SYDNEY (Reuters) -ANZ Group investors are willing to back new CEO Nuno Matos’ strategy to resuscitate the Australian bank’s flagging fortunes, but they are gearing up for near-term hits, including a possible dividend cut.

Over the last week, Australia’s fourth-largest lender said it would cut 3,500 staff at a one-off cost of A$560 million ($373.24 million) and pay A$240 million of penalties to the corporate regulator over systemic failures including acting “unconscionably” in a government bond deal.

The moves by Matos, who took over from long-serving predecessor Shayne Elliott in May, are a step in the right direction as he looks to clear the decks and stamp his authority on the bank, according to fund managers.

“Particularly around some of those (government bond) trading issues, which he was obviously not tainted with any of it, so he can come in and make some harder moves, and not have any legacy issues,” said Hugh Dive, chief investment officer at Atlas Funds Management.

“He doesn’t want to be dealing with this in a year or two’s time, because then it becomes his problem.”

ANZ has lagged its “Big Four” Australian bank rivals in market performance and is significantly cheaper than the rest of the pack based on its price-to-earnings ratio.

The Melbourne-based bank’s share price has risen 5.7% in the past year, compared to Commonwealth Bank of Australia and Westpac’s 18.1% increases and National Australia Bank’s 12.7% lift.

Bridging the gap with its rivals could be tough in the near term, with some investors and analysts expecting more pain to be announced on October 13, when Matos holds his first strategy day.

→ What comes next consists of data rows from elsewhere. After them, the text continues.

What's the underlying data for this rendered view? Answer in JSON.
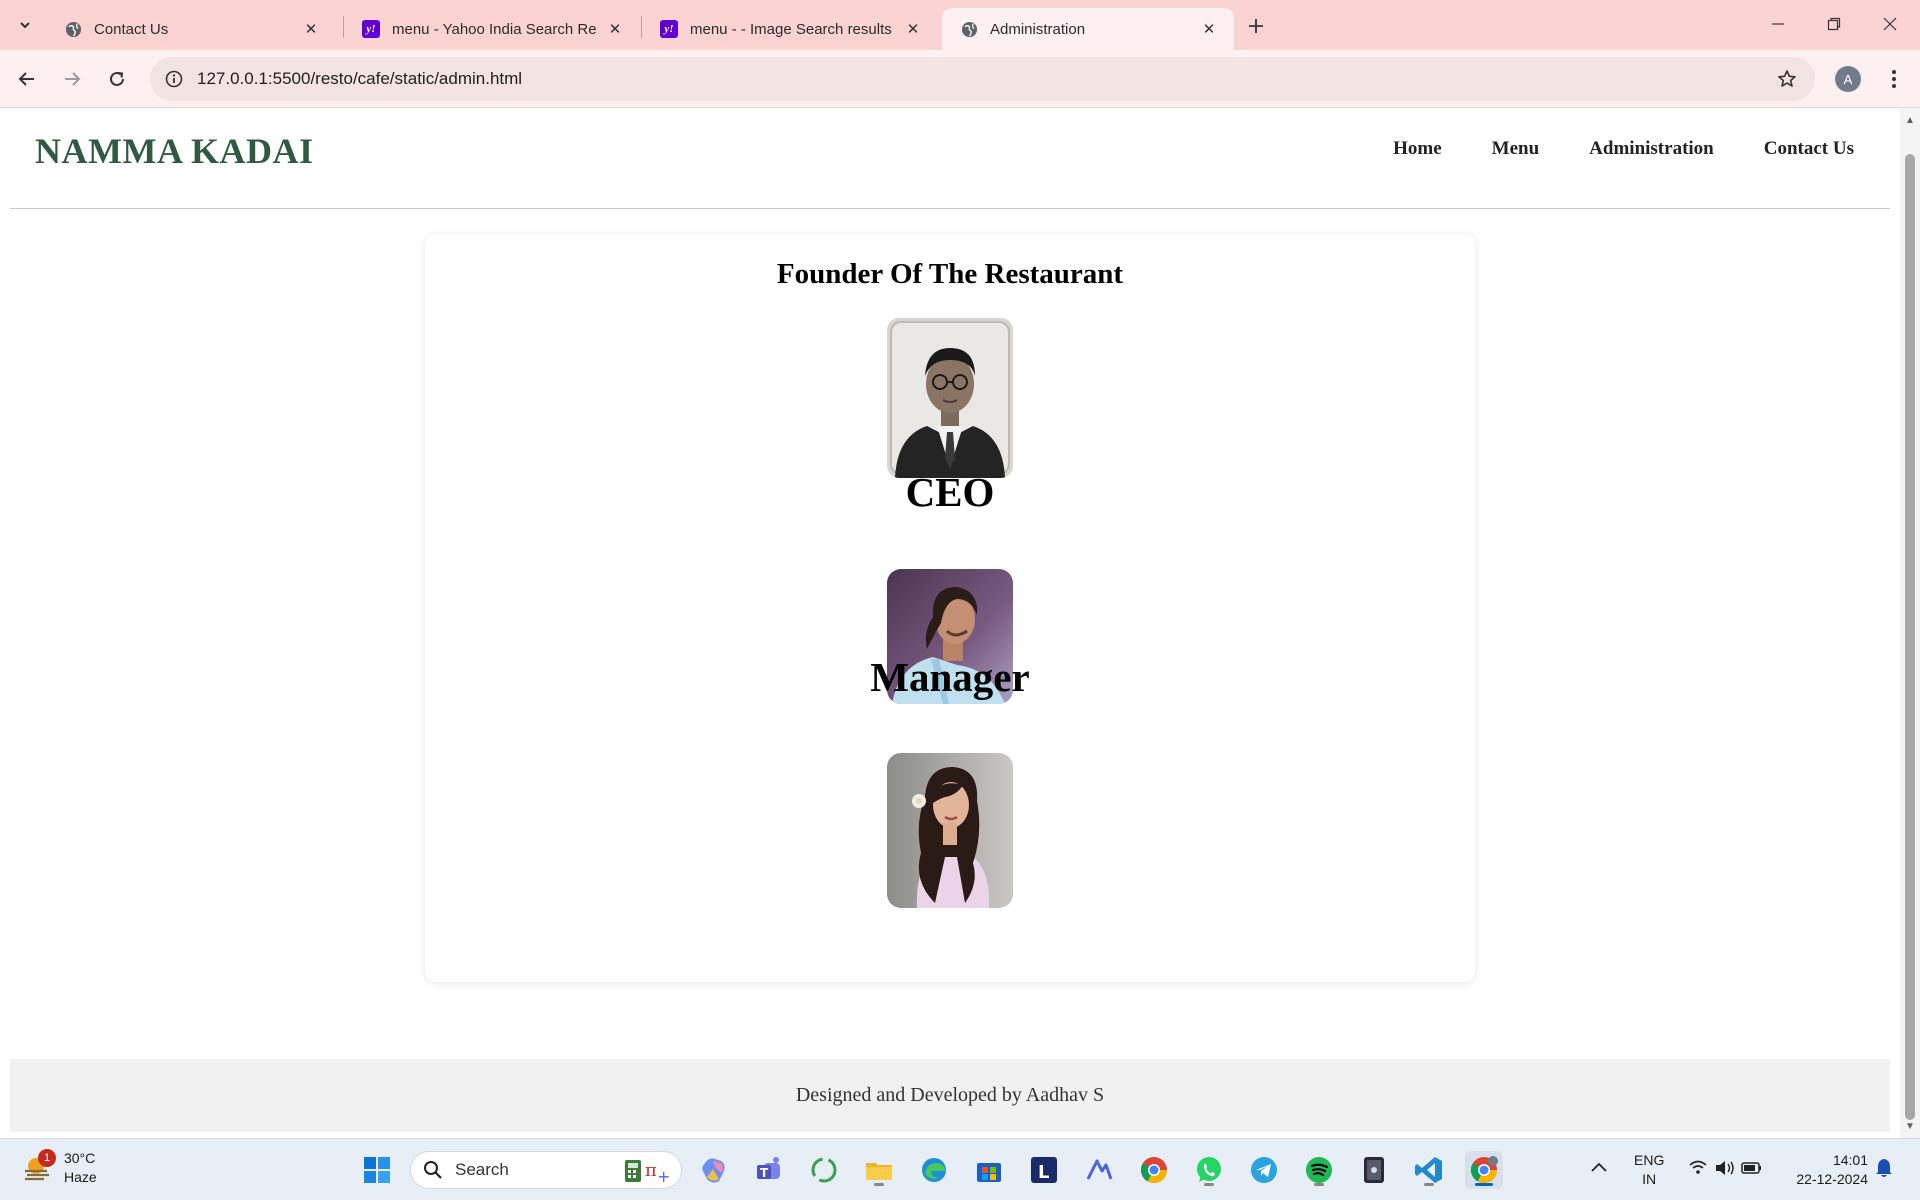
{
  "browser": {
    "tabs": [
      {
        "title": "Contact Us",
        "favicon": "globe-icon",
        "active": false
      },
      {
        "title": "menu - Yahoo India Search Results",
        "favicon": "yahoo-icon",
        "active": false
      },
      {
        "title": "menu - - Image Search results",
        "favicon": "yahoo-icon",
        "active": false
      },
      {
        "title": "Administration",
        "favicon": "globe-icon",
        "active": true
      }
    ],
    "url": "127.0.0.1:5500/resto/cafe/static/admin.html",
    "profile_initial": "A"
  },
  "site": {
    "logo": "NAMMA KADAI",
    "nav": [
      "Home",
      "Menu",
      "Administration",
      "Contact Us"
    ],
    "sections": [
      {
        "heading": "Founder Of The Restaurant",
        "photo": "founder-photo"
      },
      {
        "heading": "CEO",
        "photo": "ceo-photo"
      },
      {
        "heading": "Manager",
        "photo": "manager-photo"
      }
    ],
    "footer": "Designed and Developed by Aadhav S"
  },
  "taskbar": {
    "weather": {
      "temp": "30°C",
      "condition": "Haze",
      "badge": "1"
    },
    "search_placeholder": "Search",
    "lang": {
      "line1": "ENG",
      "line2": "IN"
    },
    "time": "14:01",
    "date": "22-12-2024",
    "apps": [
      "windows-start-icon",
      "calculator-icon",
      "copilot-icon",
      "teams-icon",
      "refresh-app-icon",
      "file-explorer-icon",
      "edge-icon",
      "store-icon",
      "l-app-icon",
      "atlas-icon",
      "chrome-icon",
      "whatsapp-icon",
      "telegram-icon",
      "spotify-icon",
      "phone-link-icon",
      "vscode-icon",
      "chrome-profile-icon"
    ]
  },
  "colors": {
    "tab_strip": "#fbd3d3",
    "toolbar": "#fdf0f0",
    "logo": "#2f5a3f",
    "footer_bg": "#f1f1f1"
  }
}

“He is most likely going to have to announce a cut to the dividend, so investors will be a little concerned about that but they’ll understand the reasons,” said Angus Gluskie, managing director of investment firm Whitefield.

“They’ll be a little bit concerned or sceptical about whether he can actually achieve the targets he’s after, but they will like the fact that they’re making inroads in attempting to do so.”

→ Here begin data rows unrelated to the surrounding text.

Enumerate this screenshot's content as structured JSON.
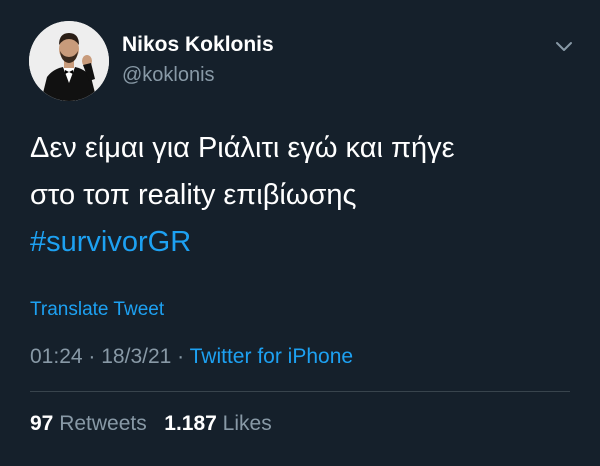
{
  "author": {
    "display_name": "Nikos Koklonis",
    "handle": "@koklonis"
  },
  "icons": {
    "avatar": "profile-photo",
    "menu": "chevron-down-icon"
  },
  "tweet": {
    "line1": "Δεν είμαι για Ριάλιτι εγώ και πήγε",
    "line2": "στο τοπ reality επιβίωσης",
    "hashtag": "#survivorGR",
    "translate_label": "Translate Tweet"
  },
  "meta": {
    "time": "01:24",
    "date": "18/3/21",
    "separator": "·",
    "source": "Twitter for iPhone"
  },
  "stats": {
    "retweets_count": "97",
    "retweets_label": "Retweets",
    "likes_count": "1.187",
    "likes_label": "Likes"
  },
  "colors": {
    "background": "#15202b",
    "accent": "#1da1f2",
    "secondary_text": "#8899a6",
    "divider": "#38444d"
  }
}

UBS has forecast ANZ’s 2025 dividend could be cut by up to 25%, which would bring its 5.7% dividend yield more in line with Westpac and NAB at about 4.5%.

There is a growing expectation the remaining A$832 million of a A$2 billion share buyback announced in May 2024 could be cancelled to preserve cash, according to analysts.

ANZ did not respond immediately to a request for comment on its capital management plans.

‘NO HONEYMOON PERIOD’ FOR INVESTORS

George Boubouras, managing director of K2 Asset Management, said the need for change at ANZ meant Matos had been granted “no honeymoon period” from investors eager to see its net interest margins protected.

The bank’s net interest margin in the first half of the current financial year was stable at 1.56% compared with the same half a year ago. However, it narrowed 2 basis points from the April-September 2024 period, ANZ reported in May, and is the lowest among the Big Four.

“Doing more of the same with a Big Four bank and having the structural decline of net interest margins is not what you want. The bank would become effectively a utility,” Boubouras said.

Matos on Monday said the record-high penalties from the corporate regulator reinforced that change was needed at the bank.

“We are getting again the basics right,” he said.

For their part, investors said they were willing to take some short-term pain, but they also wanted to better understand the bank’s longer-term plans as it looks to catch up with its rivals.

“I think Nuno is the change agent shareholders want, but does he have a vision beyond five years? Time will tell,” said Michael Bell, chief investment officer of Solaris Investment Management, an ANZ shareholder.